И оно, чудо, происходило. Открывалось величественным Доном, ширину которого Федька и осознал-то не сразу – только когда увидел на переправе, как мелкий кустарничек на другом берегу превращается в высокий пойменный лес. Белыми меловыми холмами. Удивительными людьми - казаками, которые носят штаны с красными полосками по бокам и высокие овчинные шапки со смешным названием «трухменка», а в говоре их полно странных и непонятных слов. Изумительно вкусной конфектой, купленной ему Сёмкой на сэкономленные от собственного ужина деньги.
Маленьким лопоухим щенком, привязавшимся к Фёдору на какой-то малоросской станции. Меняли они там сани на тарантас, оставленный матросами на пути в деревню. Федька сидел во дворе, грелся на весеннем солнышке, смотрел на кур, деловито раскапывающих тающий пористый снег. Остро пахло конским навозом, хлевом, свежим хлебом. Сидел малец и думал о том, как рано пришла в этот год весна.

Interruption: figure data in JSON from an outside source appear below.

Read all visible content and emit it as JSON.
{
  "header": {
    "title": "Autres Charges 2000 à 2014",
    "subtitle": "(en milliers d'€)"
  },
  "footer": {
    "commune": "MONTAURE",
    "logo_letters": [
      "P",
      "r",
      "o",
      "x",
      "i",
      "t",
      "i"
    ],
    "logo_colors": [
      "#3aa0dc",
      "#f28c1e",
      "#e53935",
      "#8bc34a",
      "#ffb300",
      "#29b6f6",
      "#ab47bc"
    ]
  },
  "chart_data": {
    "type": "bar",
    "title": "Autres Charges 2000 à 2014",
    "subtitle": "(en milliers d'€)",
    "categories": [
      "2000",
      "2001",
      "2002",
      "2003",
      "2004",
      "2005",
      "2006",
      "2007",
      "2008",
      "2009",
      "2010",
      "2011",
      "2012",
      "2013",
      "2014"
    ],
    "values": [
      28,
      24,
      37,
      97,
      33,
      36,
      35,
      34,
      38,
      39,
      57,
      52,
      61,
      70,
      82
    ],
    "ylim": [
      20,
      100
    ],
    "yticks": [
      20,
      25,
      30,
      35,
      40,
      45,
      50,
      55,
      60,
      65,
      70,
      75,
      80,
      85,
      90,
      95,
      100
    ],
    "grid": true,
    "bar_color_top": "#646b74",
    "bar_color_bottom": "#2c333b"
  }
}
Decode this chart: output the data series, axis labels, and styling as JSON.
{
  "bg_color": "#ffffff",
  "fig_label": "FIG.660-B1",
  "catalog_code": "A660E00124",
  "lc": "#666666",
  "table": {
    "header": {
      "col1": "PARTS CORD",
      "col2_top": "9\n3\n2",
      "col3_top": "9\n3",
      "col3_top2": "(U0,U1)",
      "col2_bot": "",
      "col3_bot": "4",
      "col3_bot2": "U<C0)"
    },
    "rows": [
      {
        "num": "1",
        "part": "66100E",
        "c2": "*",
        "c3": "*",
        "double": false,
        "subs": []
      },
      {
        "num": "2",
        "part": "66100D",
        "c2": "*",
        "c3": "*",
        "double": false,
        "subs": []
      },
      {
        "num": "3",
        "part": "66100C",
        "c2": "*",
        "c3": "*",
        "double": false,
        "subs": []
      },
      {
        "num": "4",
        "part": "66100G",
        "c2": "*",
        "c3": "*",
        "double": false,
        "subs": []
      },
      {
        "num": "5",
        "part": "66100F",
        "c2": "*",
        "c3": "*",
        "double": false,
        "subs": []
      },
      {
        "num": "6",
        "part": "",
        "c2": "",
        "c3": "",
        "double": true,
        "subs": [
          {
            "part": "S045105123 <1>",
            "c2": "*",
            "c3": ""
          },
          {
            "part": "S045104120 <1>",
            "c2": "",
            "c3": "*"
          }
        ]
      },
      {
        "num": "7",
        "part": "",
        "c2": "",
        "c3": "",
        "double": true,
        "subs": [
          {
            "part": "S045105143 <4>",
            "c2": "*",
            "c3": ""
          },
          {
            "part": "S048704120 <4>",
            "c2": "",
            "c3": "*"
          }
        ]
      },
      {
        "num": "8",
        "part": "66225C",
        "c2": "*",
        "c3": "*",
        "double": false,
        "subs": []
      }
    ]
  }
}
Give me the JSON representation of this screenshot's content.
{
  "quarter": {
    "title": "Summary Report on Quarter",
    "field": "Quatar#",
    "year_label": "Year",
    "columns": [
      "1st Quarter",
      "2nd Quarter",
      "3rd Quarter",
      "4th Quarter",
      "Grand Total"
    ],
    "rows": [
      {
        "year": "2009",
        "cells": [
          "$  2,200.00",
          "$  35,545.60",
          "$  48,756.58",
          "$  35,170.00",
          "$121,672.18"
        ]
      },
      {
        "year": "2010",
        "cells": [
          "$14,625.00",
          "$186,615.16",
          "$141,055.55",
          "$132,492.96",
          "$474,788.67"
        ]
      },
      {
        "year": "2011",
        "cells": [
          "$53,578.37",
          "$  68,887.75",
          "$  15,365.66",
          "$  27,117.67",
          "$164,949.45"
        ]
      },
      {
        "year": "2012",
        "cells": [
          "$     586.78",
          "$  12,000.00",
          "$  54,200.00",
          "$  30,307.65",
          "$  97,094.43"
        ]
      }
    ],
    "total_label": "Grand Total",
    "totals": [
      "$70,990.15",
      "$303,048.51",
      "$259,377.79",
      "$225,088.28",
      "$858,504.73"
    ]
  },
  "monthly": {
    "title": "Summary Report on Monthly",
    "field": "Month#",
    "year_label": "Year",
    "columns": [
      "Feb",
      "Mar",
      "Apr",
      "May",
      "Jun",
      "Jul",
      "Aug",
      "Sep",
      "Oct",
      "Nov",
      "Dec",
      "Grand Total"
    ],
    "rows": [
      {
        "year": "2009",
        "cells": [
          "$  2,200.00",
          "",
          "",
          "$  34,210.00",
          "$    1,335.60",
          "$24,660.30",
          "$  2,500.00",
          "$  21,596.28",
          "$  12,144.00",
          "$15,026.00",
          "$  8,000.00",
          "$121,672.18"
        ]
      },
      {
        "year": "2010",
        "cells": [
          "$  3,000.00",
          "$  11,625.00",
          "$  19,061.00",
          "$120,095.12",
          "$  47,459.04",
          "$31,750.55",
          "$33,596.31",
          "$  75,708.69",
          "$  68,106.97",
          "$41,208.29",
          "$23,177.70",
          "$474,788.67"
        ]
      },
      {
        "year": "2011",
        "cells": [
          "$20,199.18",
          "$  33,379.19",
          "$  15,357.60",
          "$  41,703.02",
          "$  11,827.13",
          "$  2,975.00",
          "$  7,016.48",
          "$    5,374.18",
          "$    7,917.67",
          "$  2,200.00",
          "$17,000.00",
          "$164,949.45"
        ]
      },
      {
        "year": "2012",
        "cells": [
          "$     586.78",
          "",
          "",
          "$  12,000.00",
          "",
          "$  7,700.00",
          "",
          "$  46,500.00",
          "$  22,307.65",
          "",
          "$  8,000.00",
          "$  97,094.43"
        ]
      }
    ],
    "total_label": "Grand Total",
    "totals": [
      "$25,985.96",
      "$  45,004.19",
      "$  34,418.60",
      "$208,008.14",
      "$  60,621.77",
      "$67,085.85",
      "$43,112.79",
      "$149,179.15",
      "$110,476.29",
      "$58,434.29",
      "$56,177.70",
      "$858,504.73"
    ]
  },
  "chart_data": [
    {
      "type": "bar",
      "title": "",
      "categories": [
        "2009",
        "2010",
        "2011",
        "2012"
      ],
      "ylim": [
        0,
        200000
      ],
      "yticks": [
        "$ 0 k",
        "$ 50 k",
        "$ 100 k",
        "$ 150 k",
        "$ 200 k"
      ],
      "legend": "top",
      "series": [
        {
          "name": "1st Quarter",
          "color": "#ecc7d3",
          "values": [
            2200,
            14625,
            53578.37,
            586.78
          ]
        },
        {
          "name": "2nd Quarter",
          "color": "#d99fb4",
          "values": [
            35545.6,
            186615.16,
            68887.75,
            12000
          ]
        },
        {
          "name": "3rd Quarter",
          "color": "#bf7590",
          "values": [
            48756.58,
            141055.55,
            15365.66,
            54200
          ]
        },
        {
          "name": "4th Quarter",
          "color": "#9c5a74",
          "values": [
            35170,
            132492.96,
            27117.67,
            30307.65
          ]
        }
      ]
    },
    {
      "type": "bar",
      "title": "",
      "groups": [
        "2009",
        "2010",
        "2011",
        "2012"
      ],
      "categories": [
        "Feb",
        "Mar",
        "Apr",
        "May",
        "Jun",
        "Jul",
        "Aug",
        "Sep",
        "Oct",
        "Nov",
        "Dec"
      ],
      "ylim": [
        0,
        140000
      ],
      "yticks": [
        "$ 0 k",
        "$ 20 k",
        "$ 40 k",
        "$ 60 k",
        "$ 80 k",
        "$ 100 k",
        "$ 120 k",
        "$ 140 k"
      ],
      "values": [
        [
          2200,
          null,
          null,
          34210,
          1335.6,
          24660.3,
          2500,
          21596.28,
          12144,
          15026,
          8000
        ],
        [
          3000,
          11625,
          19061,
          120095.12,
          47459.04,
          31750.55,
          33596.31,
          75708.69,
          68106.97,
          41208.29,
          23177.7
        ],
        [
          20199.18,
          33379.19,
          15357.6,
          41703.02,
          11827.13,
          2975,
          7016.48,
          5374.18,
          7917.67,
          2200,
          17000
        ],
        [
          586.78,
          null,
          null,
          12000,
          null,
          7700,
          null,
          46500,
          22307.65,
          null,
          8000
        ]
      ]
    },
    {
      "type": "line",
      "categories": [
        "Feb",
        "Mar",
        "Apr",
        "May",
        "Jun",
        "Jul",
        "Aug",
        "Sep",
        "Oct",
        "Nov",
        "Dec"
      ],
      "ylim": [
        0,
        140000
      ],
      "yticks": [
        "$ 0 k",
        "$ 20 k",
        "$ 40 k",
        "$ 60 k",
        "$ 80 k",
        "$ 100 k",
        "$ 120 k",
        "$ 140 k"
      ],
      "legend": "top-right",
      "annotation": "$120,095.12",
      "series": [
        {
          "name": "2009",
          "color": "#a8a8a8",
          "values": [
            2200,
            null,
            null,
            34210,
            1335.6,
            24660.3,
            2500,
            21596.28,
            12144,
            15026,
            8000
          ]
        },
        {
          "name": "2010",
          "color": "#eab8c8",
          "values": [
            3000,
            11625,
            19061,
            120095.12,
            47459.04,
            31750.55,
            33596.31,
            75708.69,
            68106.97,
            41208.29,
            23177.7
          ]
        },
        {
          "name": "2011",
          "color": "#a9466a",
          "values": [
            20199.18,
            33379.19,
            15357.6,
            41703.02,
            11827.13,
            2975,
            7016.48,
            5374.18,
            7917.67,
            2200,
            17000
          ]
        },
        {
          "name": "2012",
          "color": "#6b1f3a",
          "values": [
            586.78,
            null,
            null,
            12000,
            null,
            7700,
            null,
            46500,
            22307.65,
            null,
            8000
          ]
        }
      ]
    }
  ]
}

Потом откуда-то вылезла тощая собака с отвисшим брюхом, а за ней целый выводок забавных щенков на толстеньких коротких ножках. Они смешно переваливались и неуклюже семенили за мамкой. И только один приковылял к Федюнькиным ногам.
- Эх ты, славный какой! – мальчонка взял кутёнка на колени, почесал его за ухом.
Шёрстка у собачки была нежной, шелковистой, а ушки похожи на мягкие тряпочки. Федька прижал щенячью спинку к щеке, закрыл глаза, вдохнул детский пёсий дух.
- Козлёнком пахнет, - с улыбкой сказал он.
Кутёнок задрыгал ножками и весело тявкнул.
- Что, гулять хочешь? Ну, иди! – опустил его на землю Федька.
- Ты чего это с собачонкой обнимаешься? – насмешливо спросила проходящая мимо хозяйка в расшитой рубахе и платке, смешно завязанном на голове, так что концы его торчали надо лбом, словно рожки.
- Ничего... так... – засмущался мальчонка. – Хорошие какие. Куда вы их?
- Куда... Известно куда! Надо было слепыми топить, а матка их спрятала. Вывела уже большими. Только куда нам их столько!
Топить? Глаза у Федьки защипало. Значит, и этого, с шелковой шубкой, тоже?
- Тётенька, а отдайте его мне, а?
- Тебе? Да забирай! – засмеялась хозяйка. – Только смотри, взгреет тебя батька за него.
Батька? Фёдор даже растерялся от неожиданности, а потом понял, что женщина говорила о Семёне. А ведь и верно, позволит ли он взять с собой щенка? Ещё один рот... Куда столько нахлебников! С ним самим хлопот эвон сколько, а тут ещё пёс...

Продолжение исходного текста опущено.